HERE IN HAWAII
Driving on the Big Island takes a little getting used to. You can go up to 55 on only a few highway stretches; almost everywhere the limit is 45 or less. Passing lanes are rare; and off the highways, most roads are skinny, with narrow shoulders.
You may be surprised at other drivers’ courtesy: many will wait to let you make a left turn in front of them. And at their informality: some people drive barefoot, or in zoris (“flip-flop” sandals). To the delight of car-renters, the nearest gas station to the Hilo Airport – aptly, the Aloha brand – is also among the least expensive.
At the urging of astronomers to minimize the island’s nighttime glow, streetlights use low-pressure sodium lamps that have a yellowish color, similar to the “caution” light in a red/yellow/green traffic signal. That unfamiliar hue may be disconcerting, but it’s easy to see by, especially in the rain.

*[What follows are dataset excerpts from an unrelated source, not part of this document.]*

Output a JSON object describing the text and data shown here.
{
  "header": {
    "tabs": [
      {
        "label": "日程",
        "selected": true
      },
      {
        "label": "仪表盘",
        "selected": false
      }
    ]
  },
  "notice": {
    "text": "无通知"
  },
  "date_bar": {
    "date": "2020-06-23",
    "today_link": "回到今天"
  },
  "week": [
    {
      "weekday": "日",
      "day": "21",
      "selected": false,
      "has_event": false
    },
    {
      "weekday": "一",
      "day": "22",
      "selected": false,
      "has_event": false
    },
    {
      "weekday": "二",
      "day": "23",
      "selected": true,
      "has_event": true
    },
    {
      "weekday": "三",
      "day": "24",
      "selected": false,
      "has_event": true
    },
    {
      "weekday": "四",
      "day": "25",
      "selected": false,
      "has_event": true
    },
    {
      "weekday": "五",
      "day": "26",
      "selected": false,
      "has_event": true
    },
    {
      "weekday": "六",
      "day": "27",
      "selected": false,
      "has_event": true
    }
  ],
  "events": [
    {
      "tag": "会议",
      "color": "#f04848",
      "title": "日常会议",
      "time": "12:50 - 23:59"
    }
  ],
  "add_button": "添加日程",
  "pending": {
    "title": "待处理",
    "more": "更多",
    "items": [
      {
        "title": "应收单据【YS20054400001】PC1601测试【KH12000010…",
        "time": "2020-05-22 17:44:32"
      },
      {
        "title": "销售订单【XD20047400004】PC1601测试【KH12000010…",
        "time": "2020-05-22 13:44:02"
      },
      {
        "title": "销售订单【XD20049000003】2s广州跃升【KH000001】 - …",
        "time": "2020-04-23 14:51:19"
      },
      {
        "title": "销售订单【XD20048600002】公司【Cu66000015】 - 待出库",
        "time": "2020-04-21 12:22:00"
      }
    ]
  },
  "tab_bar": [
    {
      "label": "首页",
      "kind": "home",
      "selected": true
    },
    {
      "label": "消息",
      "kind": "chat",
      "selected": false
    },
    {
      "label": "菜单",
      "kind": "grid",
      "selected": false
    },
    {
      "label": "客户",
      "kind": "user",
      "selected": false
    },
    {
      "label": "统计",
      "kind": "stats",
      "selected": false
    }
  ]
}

Unlike houses, car roofs don’t have overhangs. So a lot of drivers here get “rain-guards” installed. They’re rigid strips of transparent plastic that are fastened to the top edge of the car door’s windows; so you can keep the glass rolled down an inch or so yet stay dry when it’s pouring outside, or cool the inside temp a bit when you have to park and lock in the sun. (Makes you wonder why they aren’t standard equipment. But they’re available online from WeatherTech (www.weathertech.com), which catalogs them as “side window deflectors.”)
<Auto Rain Guard>
Whenever you’re driving, though, please be alert. Remember that motorcyclists here are not required to wear helmets; and that nearly all Big Island police cars are unmarked.